Ich benutze bisher den einfachen Befehl: ChartFactory.createTimeSeriesChart(), dieser erschafft als Domainachse eine DateAxis. Diese X-Achse soll Stunden darstellen.

Das Dateset welches ich benutze ist im folgenden Code abgebildet.
Ich füge Zufallswerte an Hour Objekte ran. 



```
final TimeSeries s1 = new TimeSeries("Many Values");

for (int i = 0; i < MAX_COUNT_HOURS; i++) {
	  Hour hour = new Hour(dateTime.toDate());
	  dateTime = dateTime.plusHours(1);
	  if (MAX_COUNT_HOURS >= counter) {
		s1.add(hour, Math.random() * 100);
	  }
	  counter++;
	}
```


Nun möchte ich darunter eine PeriodAxis dran anhängen, diese soll die Tage anzeigen, dessen Stunden bisher in der ersten X-Achse zu sehen sind.

Aber egal was ich versuche es klappt nicht.
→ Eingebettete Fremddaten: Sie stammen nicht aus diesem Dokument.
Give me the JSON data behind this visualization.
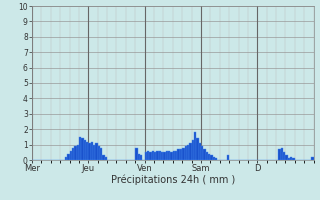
{
  "title": "Précipitations 24h ( mm )",
  "ylabel_ticks": [
    0,
    1,
    2,
    3,
    4,
    5,
    6,
    7,
    8,
    9,
    10
  ],
  "ylim": [
    0,
    10
  ],
  "background_color": "#cce8e8",
  "plot_background": "#cce8e8",
  "bar_color": "#1a52cc",
  "bar_edge_color": "#4488ee",
  "grid_major_color": "#999999",
  "grid_minor_color": "#bbbbbb",
  "day_line_color": "#666666",
  "tick_label_color": "#333333",
  "xlabel": "Précipitations 24h ( mm )",
  "day_labels": [
    "Mer",
    "Jeu",
    "Ven",
    "Sam",
    "D"
  ],
  "day_positions": [
    0,
    24,
    48,
    72,
    96
  ],
  "n_bars": 120,
  "values": [
    0.0,
    0.0,
    0.0,
    0.0,
    0.0,
    0.0,
    0.0,
    0.0,
    0.0,
    0.0,
    0.0,
    0.0,
    0.0,
    0.0,
    0.2,
    0.4,
    0.6,
    0.8,
    0.9,
    1.0,
    1.5,
    1.4,
    1.3,
    1.2,
    1.1,
    1.2,
    1.0,
    1.1,
    0.9,
    0.8,
    0.3,
    0.2,
    0.0,
    0.0,
    0.0,
    0.0,
    0.0,
    0.0,
    0.0,
    0.0,
    0.0,
    0.0,
    0.0,
    0.0,
    0.8,
    0.4,
    0.3,
    0.0,
    0.5,
    0.6,
    0.5,
    0.6,
    0.5,
    0.6,
    0.6,
    0.5,
    0.5,
    0.6,
    0.6,
    0.5,
    0.6,
    0.6,
    0.7,
    0.7,
    0.8,
    0.9,
    1.0,
    1.1,
    1.3,
    1.8,
    1.4,
    1.1,
    0.9,
    0.7,
    0.5,
    0.4,
    0.3,
    0.2,
    0.1,
    0.0,
    0.0,
    0.0,
    0.0,
    0.3,
    0.0,
    0.0,
    0.0,
    0.0,
    0.0,
    0.0,
    0.0,
    0.0,
    0.0,
    0.0,
    0.0,
    0.0,
    0.0,
    0.0,
    0.0,
    0.0,
    0.0,
    0.0,
    0.0,
    0.0,
    0.0,
    0.7,
    0.8,
    0.5,
    0.3,
    0.1,
    0.2,
    0.1,
    0.0,
    0.0,
    0.0,
    0.0,
    0.0,
    0.0,
    0.0,
    0.2
  ]
}
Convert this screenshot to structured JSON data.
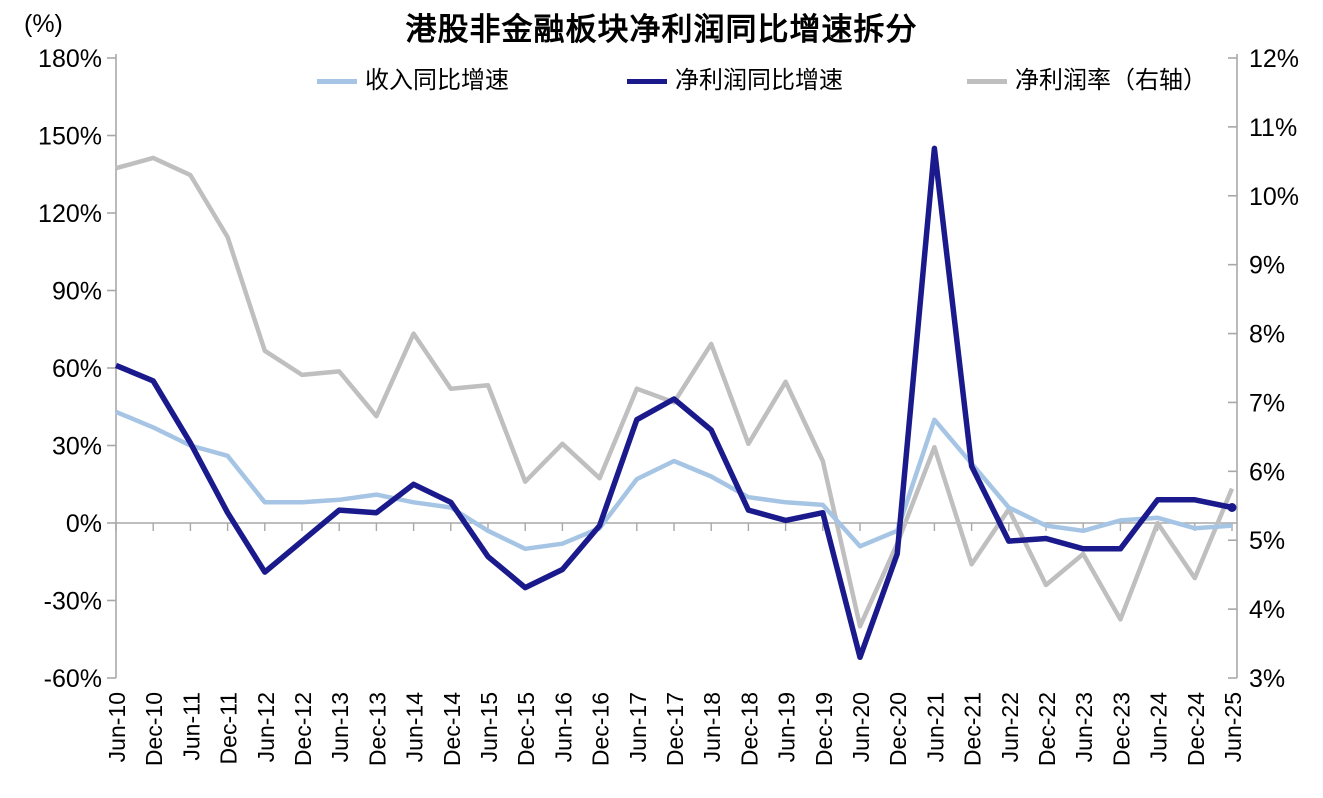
{
  "title": "港股非金融板块净利润同比增速拆分",
  "unit_label": "(%)",
  "chart_data": {
    "type": "line",
    "title": "港股非金融板块净利润同比增速拆分",
    "left_axis_unit": "(%)",
    "legend_position": "top",
    "grid": "zero-line-only",
    "categories": [
      "Jun-10",
      "Dec-10",
      "Jun-11",
      "Dec-11",
      "Jun-12",
      "Dec-12",
      "Jun-13",
      "Dec-13",
      "Jun-14",
      "Dec-14",
      "Jun-15",
      "Dec-15",
      "Jun-16",
      "Dec-16",
      "Jun-17",
      "Dec-17",
      "Jun-18",
      "Dec-18",
      "Jun-19",
      "Dec-19",
      "Jun-20",
      "Dec-20",
      "Jun-21",
      "Dec-21",
      "Jun-22",
      "Dec-22",
      "Jun-23",
      "Dec-23",
      "Jun-24",
      "Dec-24",
      "Jun-25"
    ],
    "series": [
      {
        "name": "收入同比增速",
        "axis": "left",
        "color": "#a6c5e5",
        "values": [
          43,
          37,
          30,
          26,
          8,
          8,
          9,
          11,
          8,
          6,
          -3,
          -10,
          -8,
          -2,
          17,
          24,
          18,
          10,
          8,
          7,
          -9,
          -3,
          40,
          23,
          6,
          -1,
          -3,
          1,
          2,
          -2,
          -1
        ]
      },
      {
        "name": "净利润同比增速",
        "axis": "left",
        "color": "#1a1a8c",
        "values": [
          61,
          55,
          31,
          4,
          -19,
          -7,
          5,
          4,
          15,
          8,
          -13,
          -25,
          -18,
          -1,
          40,
          48,
          36,
          5,
          1,
          4,
          -52,
          -12,
          145,
          22,
          -7,
          -6,
          -10,
          -10,
          9,
          9,
          6
        ]
      },
      {
        "name": "净利润率（右轴）",
        "axis": "right",
        "color": "#bfbfbf",
        "values": [
          10.4,
          10.55,
          10.3,
          9.4,
          7.75,
          7.4,
          7.45,
          6.8,
          8.0,
          7.2,
          7.25,
          5.85,
          6.4,
          5.9,
          7.2,
          7.0,
          7.85,
          6.4,
          7.3,
          6.15,
          3.75,
          4.95,
          6.35,
          4.65,
          5.45,
          4.35,
          4.8,
          3.85,
          5.25,
          4.45,
          5.75
        ]
      }
    ],
    "left_axis": {
      "min": -60,
      "max": 180,
      "step": 30,
      "ticks": [
        180,
        150,
        120,
        90,
        60,
        30,
        0,
        -30,
        -60
      ],
      "tick_labels": [
        "180%",
        "150%",
        "120%",
        "90%",
        "60%",
        "30%",
        "0%",
        "-30%",
        "-60%"
      ]
    },
    "right_axis": {
      "min": 3,
      "max": 12,
      "step": 1,
      "ticks": [
        12,
        11,
        10,
        9,
        8,
        7,
        6,
        5,
        4,
        3
      ],
      "tick_labels": [
        "12%",
        "11%",
        "10%",
        "9%",
        "8%",
        "7%",
        "6%",
        "5%",
        "4%",
        "3%"
      ]
    }
  }
}
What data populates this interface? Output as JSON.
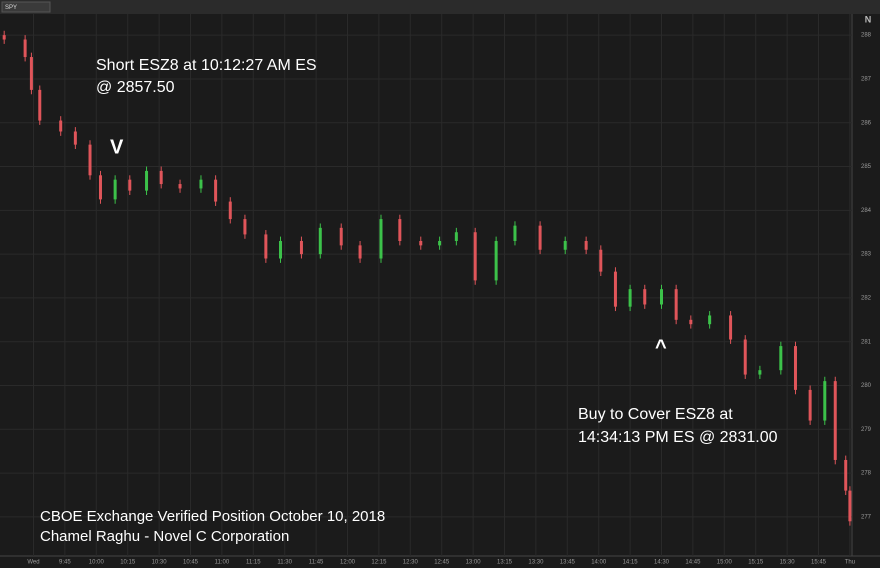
{
  "chart_data": {
    "type": "candlestick",
    "symbol": "SPY",
    "corner_label": "N",
    "up_color": "#3cc24a",
    "down_color": "#e0555a",
    "grid": true,
    "x": [
      556,
      566,
      569,
      573,
      583,
      590,
      597,
      602,
      609,
      616,
      624,
      631,
      640,
      650,
      657,
      664,
      671,
      681,
      688,
      698,
      707,
      717,
      726,
      736,
      745,
      755,
      764,
      772,
      781,
      791,
      800,
      812,
      824,
      834,
      841,
      848,
      855,
      862,
      870,
      877,
      884,
      893,
      903,
      910,
      917,
      927,
      934,
      941,
      948,
      953,
      958,
      960
    ],
    "open": [
      288.0,
      287.9,
      287.5,
      286.75,
      286.05,
      285.8,
      285.5,
      284.8,
      284.25,
      284.7,
      284.45,
      284.9,
      284.6,
      284.5,
      284.7,
      284.2,
      283.8,
      283.45,
      282.9,
      283.3,
      283.0,
      283.6,
      283.2,
      282.9,
      283.8,
      283.3,
      283.2,
      283.3,
      283.5,
      282.4,
      283.3,
      283.65,
      283.1,
      283.3,
      283.1,
      282.6,
      281.8,
      282.2,
      281.85,
      282.2,
      281.5,
      281.4,
      281.6,
      281.05,
      280.25,
      280.35,
      280.9,
      279.9,
      279.2,
      280.1,
      278.3,
      277.6
    ],
    "high": [
      288.1,
      288.0,
      287.6,
      286.85,
      286.15,
      285.9,
      285.6,
      284.9,
      284.8,
      284.8,
      285.0,
      285.0,
      284.7,
      284.8,
      284.8,
      284.3,
      283.9,
      283.55,
      283.4,
      283.4,
      283.7,
      283.7,
      283.3,
      283.9,
      283.9,
      283.4,
      283.4,
      283.6,
      283.6,
      283.4,
      283.75,
      283.75,
      283.4,
      283.4,
      283.2,
      282.7,
      282.3,
      282.3,
      282.3,
      282.3,
      281.6,
      281.7,
      281.7,
      281.15,
      280.45,
      281.0,
      281.0,
      280.0,
      280.2,
      280.2,
      278.4,
      277.7
    ],
    "low": [
      287.8,
      287.4,
      286.65,
      285.95,
      285.7,
      285.4,
      284.7,
      284.15,
      284.15,
      284.35,
      284.35,
      284.5,
      284.4,
      284.4,
      284.1,
      283.7,
      283.35,
      282.8,
      282.8,
      282.9,
      282.9,
      283.1,
      282.8,
      282.8,
      283.2,
      283.1,
      283.1,
      283.2,
      282.3,
      282.3,
      283.2,
      283.0,
      283.0,
      283.0,
      282.5,
      281.7,
      281.7,
      281.75,
      281.75,
      281.4,
      281.3,
      281.3,
      280.95,
      280.15,
      280.15,
      280.25,
      279.8,
      279.1,
      279.1,
      278.2,
      277.5,
      276.8
    ],
    "close": [
      287.9,
      287.5,
      286.75,
      286.05,
      285.8,
      285.5,
      284.8,
      284.25,
      284.7,
      284.45,
      284.9,
      284.6,
      284.5,
      284.7,
      284.2,
      283.8,
      283.45,
      282.9,
      283.3,
      283.0,
      283.6,
      283.2,
      282.9,
      283.8,
      283.3,
      283.2,
      283.3,
      283.5,
      282.4,
      283.3,
      283.65,
      283.1,
      283.3,
      283.1,
      282.6,
      281.8,
      282.2,
      281.85,
      282.2,
      281.5,
      281.4,
      281.6,
      281.05,
      280.25,
      280.35,
      280.9,
      279.9,
      279.2,
      280.1,
      278.3,
      277.6,
      276.9
    ],
    "xlim": [
      554,
      961
    ],
    "xticks": [
      {
        "value": 570,
        "label": "Wed"
      },
      {
        "value": 585,
        "label": "9:45"
      },
      {
        "value": 600,
        "label": "10:00"
      },
      {
        "value": 615,
        "label": "10:15"
      },
      {
        "value": 630,
        "label": "10:30"
      },
      {
        "value": 645,
        "label": "10:45"
      },
      {
        "value": 660,
        "label": "11:00"
      },
      {
        "value": 675,
        "label": "11:15"
      },
      {
        "value": 690,
        "label": "11:30"
      },
      {
        "value": 705,
        "label": "11:45"
      },
      {
        "value": 720,
        "label": "12:00"
      },
      {
        "value": 735,
        "label": "12:15"
      },
      {
        "value": 750,
        "label": "12:30"
      },
      {
        "value": 765,
        "label": "12:45"
      },
      {
        "value": 780,
        "label": "13:00"
      },
      {
        "value": 795,
        "label": "13:15"
      },
      {
        "value": 810,
        "label": "13:30"
      },
      {
        "value": 825,
        "label": "13:45"
      },
      {
        "value": 840,
        "label": "14:00"
      },
      {
        "value": 855,
        "label": "14:15"
      },
      {
        "value": 870,
        "label": "14:30"
      },
      {
        "value": 885,
        "label": "14:45"
      },
      {
        "value": 900,
        "label": "15:00"
      },
      {
        "value": 915,
        "label": "15:15"
      },
      {
        "value": 930,
        "label": "15:30"
      },
      {
        "value": 945,
        "label": "15:45"
      },
      {
        "value": 960,
        "label": "Thu"
      }
    ],
    "ylim": [
      276.13,
      288.46
    ],
    "yticks": [
      277,
      278,
      279,
      280,
      281,
      282,
      283,
      284,
      285,
      286,
      287,
      288
    ],
    "annotations": [
      {
        "lines": [
          "Short ESZ8 at 10:12:27 AM ES",
          "@ 2857.50"
        ]
      },
      {
        "lines": [
          "V"
        ]
      },
      {
        "lines": [
          "^"
        ]
      },
      {
        "lines": [
          "Buy to Cover ESZ8 at",
          "14:34:13 PM ES @ 2831.00"
        ]
      },
      {
        "lines": [
          "CBOE Exchange Verified Position October 10, 2018",
          "Chamel Raghu - Novel C Corporation"
        ]
      }
    ]
  }
}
Ich hab versucht dem Plot ein zweites Dataset zu übergeben und dieses an die PeriodAxis zu mappen, aber auch dies scheiterte.

Hat jemand eine Idee ?

thx


----------



## joesie (29. Jul 2010)

Hi,

versuchs mal so:


```
final PeriodAxis domainAxis = new PeriodAxis("label");
final PeriodAxisLabelInfo[] info = new PeriodAxisLabelInfo[2];
info[0] = new PeriodAxisLabelInfo(Hour.class, new SimpleDateFormat("HH:mm"));
info[1] = new PeriodAxisLabelInfo(Day.class, new SimpleDateFormat("dd.MM.yyyy"));
domainAxis.setLabelInfo(info);

final XYPlot plot = chart.getXYPlot();
plot.setDomainAxis(domainAxis);
```

Ich kämpf grad auch noch damit. 
Ich würde gerne ganze und halbe Stunden anzeigen lassen, aber bekomme nur krumme Beschriftungen wie 11:29 
Wenn jemand eine Idee hat, wie man das abändern, bzw setzen kann, würde mir das sehr weiter helfen.


----------



## anyway (29. Jul 2010)

@joesie

Sorry für dein Problem hab ich keine Lösung, nur ein Hinweis:
Ich denke hierfür musst du dir mal die Tickunits ansehen.
Du kannst jeder Achse ne Tickunit angeben, speziell DateTickUnit. Schau mal ob das was für dich ist.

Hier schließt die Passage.